I don't get how you're supposed to do this question.. I got [-2 1; 3/2 -1/2] as the inverse but I don't know what to do after.. can someone please help me?

Answer 1

\[\det\left[\begin{matrix}1&2\\3&4\end{matrix}\right]=-2\neq0\]so that is the first part, which I know you probably already had

Answer 2

we also have that if\[A=\left[\begin{matrix}a&b\\c&d\end{matrix}\right]\]is invertible, then its inverse is given by\[A^{-1}=\frac1{\det A}\left[\begin{matrix}d&-b\\-c&a\end{matrix}\right]\]

Answer 3

For the product of elementary matrices bit, I think it's easiest if you find the inverse of your matrix by finding the rref, while applying the same changes at the same time to the identity matrix. Now you have your inverse, and you know what row operations you did. If you did it this way, could you quickly write out the row operations for me?

Answer 4

@KingGeorge
r2-r1 -> r2 [1 2; 0 -2]
r1+r2 ->r1 [1 0; 0 -2]
(-1/2)r2 -> r2 [1 0; 0 1]
Do you mean this?

Answer 5

@TuringTest I still don't know what to do after finding the inverse.
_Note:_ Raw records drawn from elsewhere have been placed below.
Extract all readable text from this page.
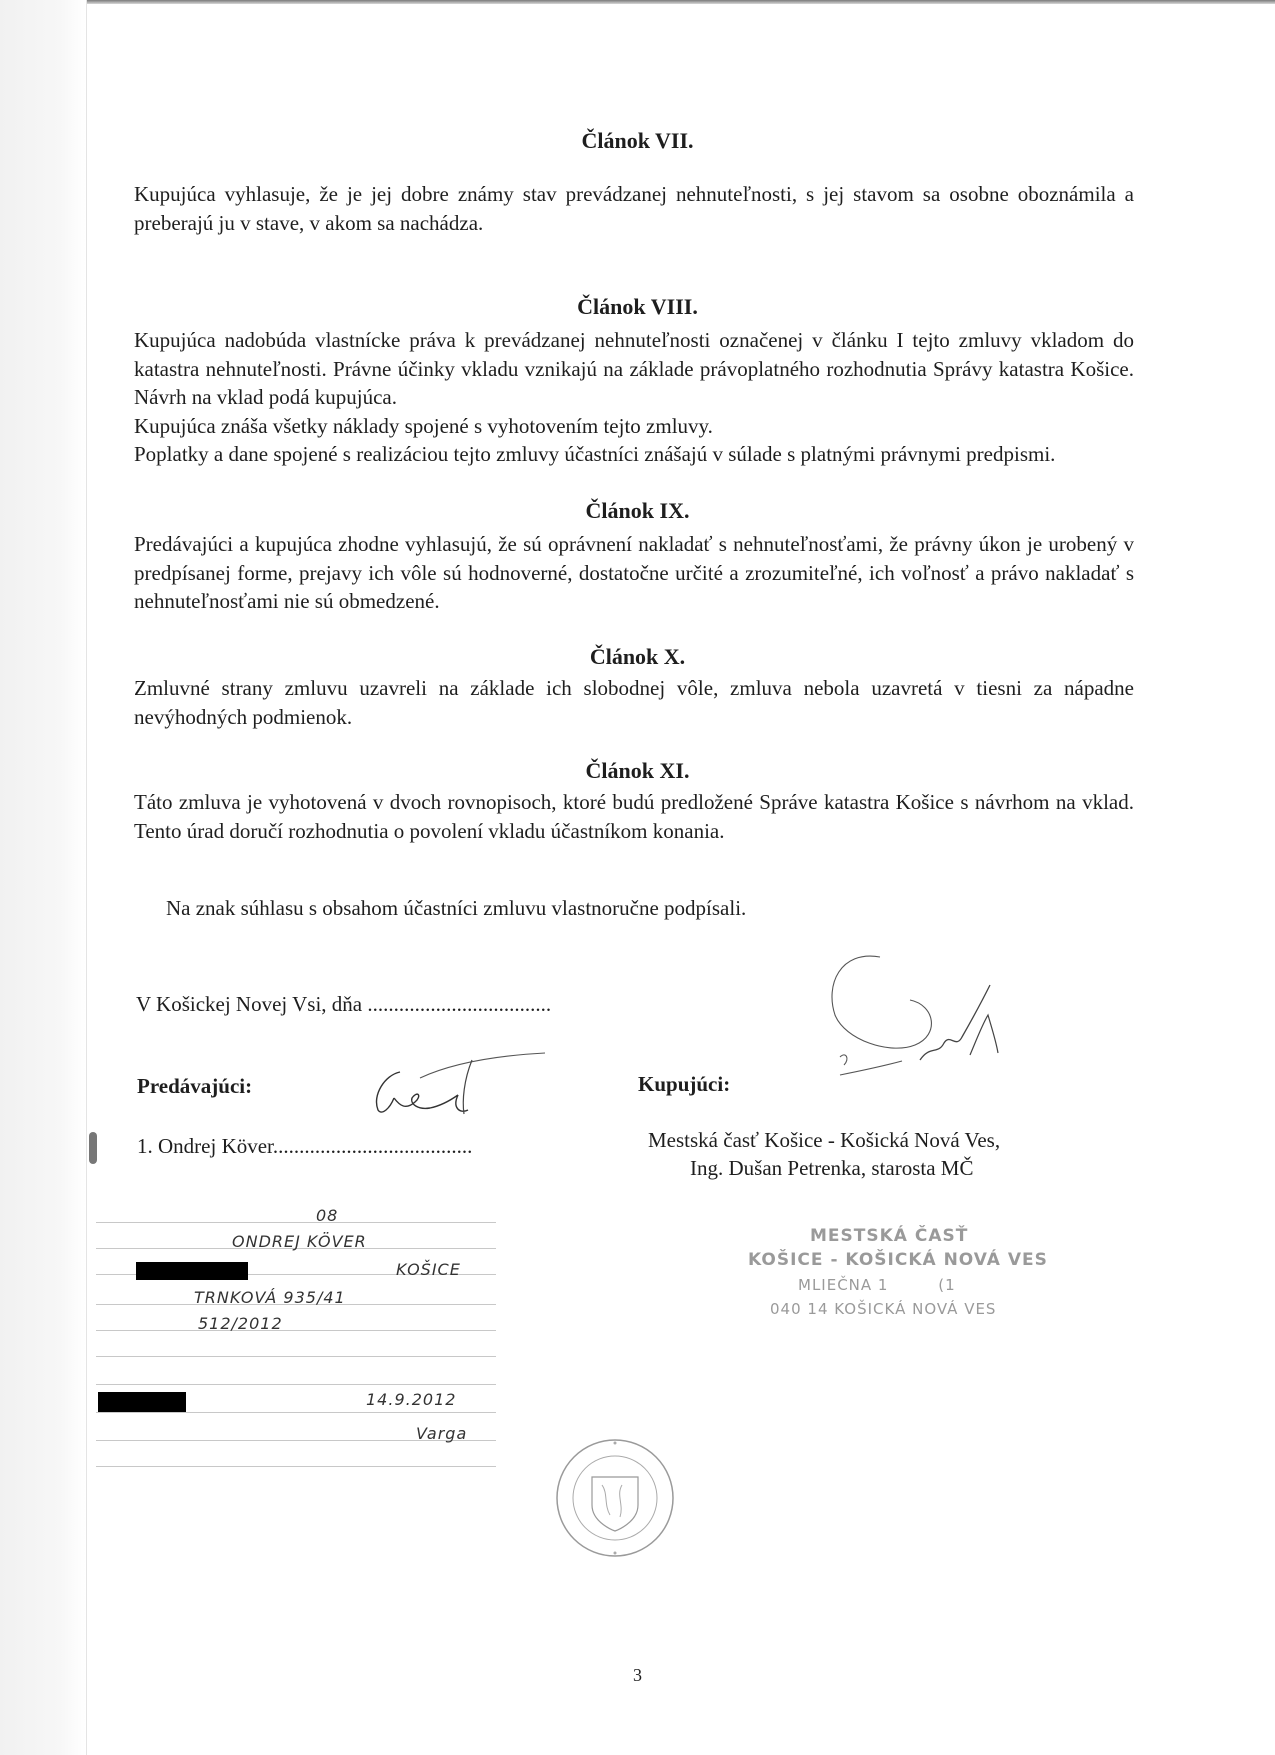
Článok VII.

Kupujúca vyhlasuje, že je jej dobre známy stav prevádzanej nehnuteľnosti, s jej stavom sa osobne oboznámila a preberajú ju v stave, v akom sa nachádza.

Článok VIII.

Kupujúca nadobúda vlastnícke práva k prevádzanej nehnuteľnosti označenej v článku I tejto zmluvy vkladom do katastra nehnuteľnosti. Právne účinky vkladu vznikajú na základe právoplatného rozhodnutia Správy katastra Košice. Návrh na vklad podá kupujúca.

Kupujúca znáša všetky náklady spojené s vyhotovením tejto zmluvy.

Poplatky a dane spojené s realizáciou tejto zmluvy účastníci znášajú v súlade s platnými právnymi predpismi.

Článok IX.

Predávajúci a kupujúca zhodne vyhlasujú, že sú oprávnení nakladať s nehnuteľnosťami, že právny úkon je urobený v predpísanej forme, prejavy ich vôle sú hodnoverné, dostatočne určité a zrozumiteľné, ich voľnosť a právo nakladať s nehnuteľnosťami nie sú obmedzené.

Článok X.

Zmluvné strany zmluvu uzavreli na základe ich slobodnej vôle, zmluva nebola uzavretá v tiesni za nápadne nevýhodných podmienok.

Článok XI.

Táto zmluva je vyhotovená v dvoch rovnopisoch, ktoré budú predložené Správe katastra Košice s návrhom na vklad. Tento úrad doručí rozhodnutia o povolení vkladu účastníkom konania.

Na znak súhlasu s obsahom účastníci zmluvu vlastnoručne podpísali.

V Košickej Novej Vsi, dňa ...................................

Predávajúci:

1. Ondrej Köver......................................

Kupujúci:

Mestská časť Košice - Košická Nová Ves,

Ing. Dušan Petrenka, starosta MČ

08

ONDREJ KÖVER

KOŠICE

TRNKOVÁ 935/41

512/2012

14.9.2012

Varga

MESTSKÁ ČASŤ

KOŠICE - KOŠICKÁ NOVÁ VES

MLIEČNA 1	(1

040 14 KOŠICKÁ NOVÁ VES

3
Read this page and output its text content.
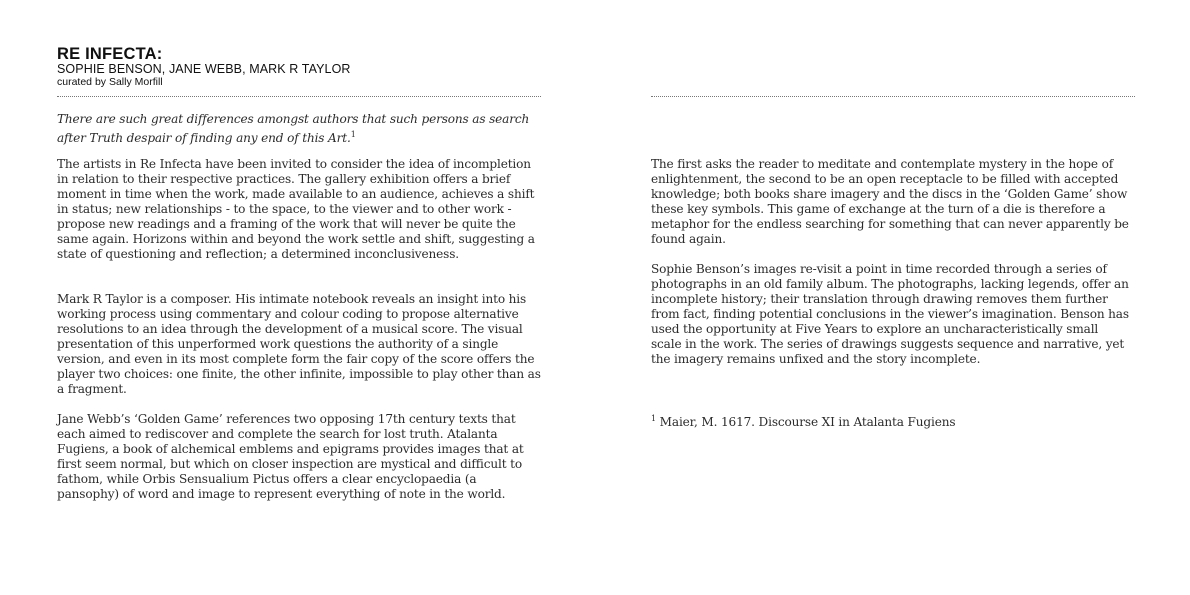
RE INFECTA:
SOPHIE BENSON, JANE WEBB, MARK R TAYLOR
curated by Sally Morfill

There are such great differences amongst authors that such persons as search after Truth despair of finding any end of this Art.$^1$

The artists in Re Infecta have been invited to consider the idea of incompletion in relation to their respective practices. The gallery exhibition offers a brief moment in time when the work, made available to an audience, achieves a shift in status; new relationships - to the space, to the viewer and to other work - propose new readings and a framing of the work that will never be quite the same again. Horizons within and beyond the work settle and shift, suggesting a state of questioning and reflection; a determined inconclusiveness.

Mark R Taylor is a composer. His intimate notebook reveals an insight into his working process using commentary and colour coding to propose alternative resolutions to an idea through the development of a musical score. The visual presentation of this unperformed work questions the authority of a single version, and even in its most complete form the fair copy of the score offers the player two choices: one finite, the other infinite, impossible to play other than as a fragment.

Jane Webb’s ‘Golden Game’ references two opposing 17th century texts that each aimed to rediscover and complete the search for lost truth. Atalanta Fugiens, a book of alchemical emblems and epigrams provides images that at first seem normal, but which on closer inspection are mystical and difficult to fathom, while Orbis Sensualium Pictus offers a clear encyclopaedia (a pansophy) of word and image to represent everything of note in the world.

The first asks the reader to meditate and contemplate mystery in the hope of enlightenment, the second to be an open receptacle to be filled with accepted knowledge; both books share imagery and the discs in the ‘Golden Game’ show these key symbols. This game of exchange at the turn of a die is therefore a metaphor for the endless searching for something that can never apparently be found again.

Sophie Benson’s images re-visit a point in time recorded through a series of photographs in an old family album. The photographs, lacking legends, offer an incomplete history; their translation through drawing removes them further from fact, finding potential conclusions in the viewer’s imagination. Benson has used the opportunity at Five Years to explore an uncharacteristically small scale in the work. The series of drawings suggests sequence and narrative, yet the imagery remains unfixed and the story incomplete.

$^1$ Maier, M. 1617. Discourse XI in Atalanta Fugiens
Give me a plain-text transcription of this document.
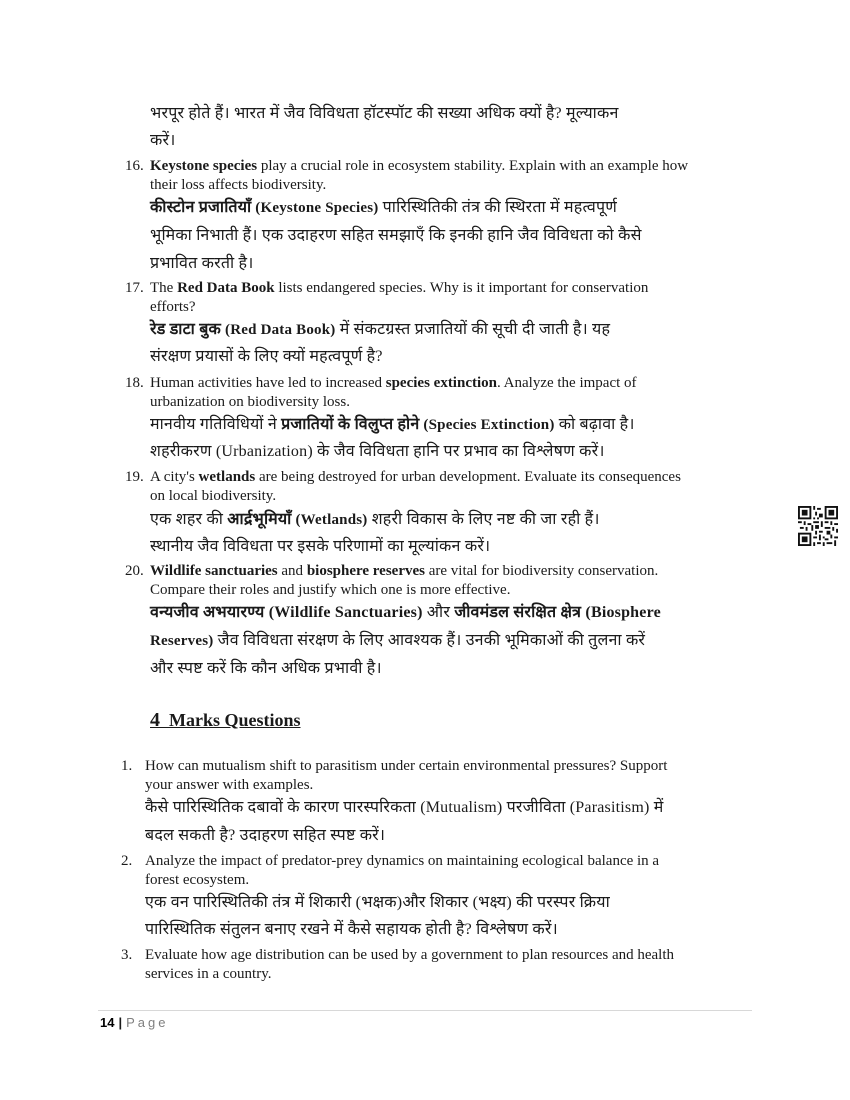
भरपूर होते हैं। भारत में जैव विविधता हॉटस्पॉट की सख्या अधिक क्यों है? मूल्याकन
करें।
16. Keystone species play a crucial role in ecosystem stability. Explain with an example how
their loss affects biodiversity.
कीस्टोन प्रजातियाँ (Keystone Species) पारिस्थितिकी तंत्र की स्थिरता में महत्वपूर्ण
भूमिका निभाती हैं। एक उदाहरण सहित समझाएँ कि इनकी हानि जैव विविधता को कैसे
प्रभावित करती है।
17. The Red Data Book lists endangered species. Why is it important for conservation
efforts?
रेड डाटा बुक (Red Data Book) में संकटग्रस्त प्रजातियों की सूची दी जाती है। यह
संरक्षण प्रयासों के लिए क्यों महत्वपूर्ण है?
18. Human activities have led to increased species extinction. Analyze the impact of
urbanization on biodiversity loss.
मानवीय गतिविधियों ने प्रजातियों के विलुप्त होने (Species Extinction) को बढ़ावा है।
शहरीकरण (Urbanization) के जैव विविधता हानि पर प्रभाव का विश्लेषण करें।
19. A city's wetlands are being destroyed for urban development. Evaluate its consequences
on local biodiversity.
एक शहर की आर्द्रभूमियाँ (Wetlands) शहरी विकास के लिए नष्ट की जा रही हैं।
स्थानीय जैव विविधता पर इसके परिणामों का मूल्यांकन करें।
20. Wildlife sanctuaries and biosphere reserves are vital for biodiversity conservation.
Compare their roles and justify which one is more effective.
वन्यजीव अभयारण्य (Wildlife Sanctuaries) और जीवमंडल संरक्षित क्षेत्र (Biosphere
Reserves) जैव विविधता संरक्षण के लिए आवश्यक हैं। उनकी भूमिकाओं की तुलना करें
और स्पष्ट करें कि कौन अधिक प्रभावी है।
4 Marks Questions
1. How can mutualism shift to parasitism under certain environmental pressures? Support
your answer with examples.
कैसे पारिस्थितिक दबावों के कारण पारस्परिकता (Mutualism) परजीविता (Parasitism) में
बदल सकती है? उदाहरण सहित स्पष्ट करें।
2. Analyze the impact of predator-prey dynamics on maintaining ecological balance in a
forest ecosystem.
एक वन पारिस्थितिकी तंत्र में शिकारी (भक्षक)और शिकार (भक्ष्य) की परस्पर क्रिया
पारिस्थितिक संतुलन बनाए रखने में कैसे सहायक होती है? विश्लेषण करें।
3. Evaluate how age distribution can be used by a government to plan resources and health
services in a country.
14 | Page
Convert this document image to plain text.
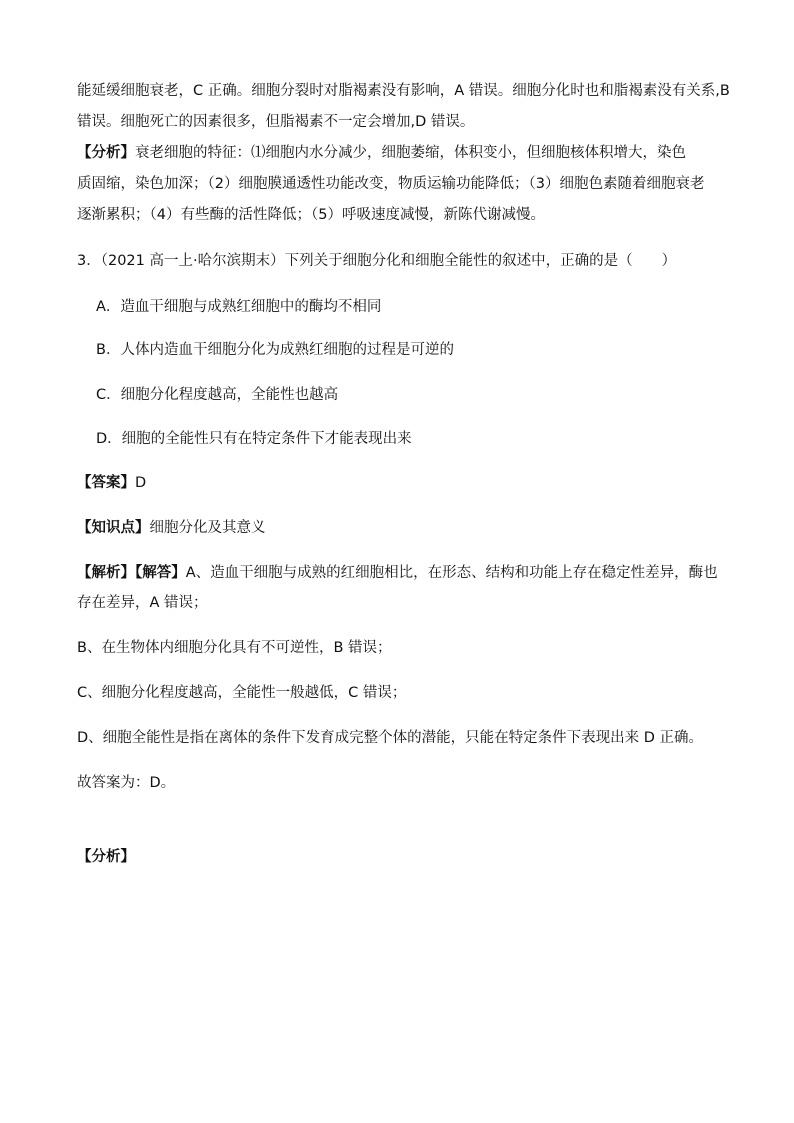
能延缓细胞衰老，C 正确。细胞分裂时对脂褐素没有影响，A 错误。细胞分化时也和脂褐素没有关系,B
错误。细胞死亡的因素很多，但脂褐素不一定会增加,D 错误。
【分析】衰老细胞的特征：⑴细胞内水分减少，细胞萎缩，体积变小，但细胞核体积增大，染色
质固缩，染色加深；（2）细胞膜通透性功能改变，物质运输功能降低；（3）细胞色素随着细胞衰老
逐渐累积；（4）有些酶的活性降低；（5）呼吸速度减慢，新陈代谢减慢。
3．（2021 高一上·哈尔滨期末）下列关于细胞分化和细胞全能性的叙述中，正确的是（　　）
A．造血干细胞与成熟红细胞中的酶均不相同
B．人体内造血干细胞分化为成熟红细胞的过程是可逆的
C．细胞分化程度越高，全能性也越高
D．细胞的全能性只有在特定条件下才能表现出来
【答案】D
【知识点】细胞分化及其意义
【解析】【解答】A、造血干细胞与成熟的红细胞相比，在形态、结构和功能上存在稳定性差异，酶也
存在差异，A 错误；
B、在生物体内细胞分化具有不可逆性，B 错误；
C、细胞分化程度越高，全能性一般越低，C 错误；
D、细胞全能性是指在离体的条件下发育成完整个体的潜能，只能在特定条件下表现出来 D 正确。
故答案为：D。
【分析】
I don't know how to "break down" the product(?) of the elementary matrices like the answer

Answer 6

Yes, that stuff. Because the way you find the elementary matrices is from the row operations. Although shouldn't that first one be r2-3r1?

Answer 7

my method will not work backwards, so I lead you astray....
I'm sorry, you need to do it KingGeorge's way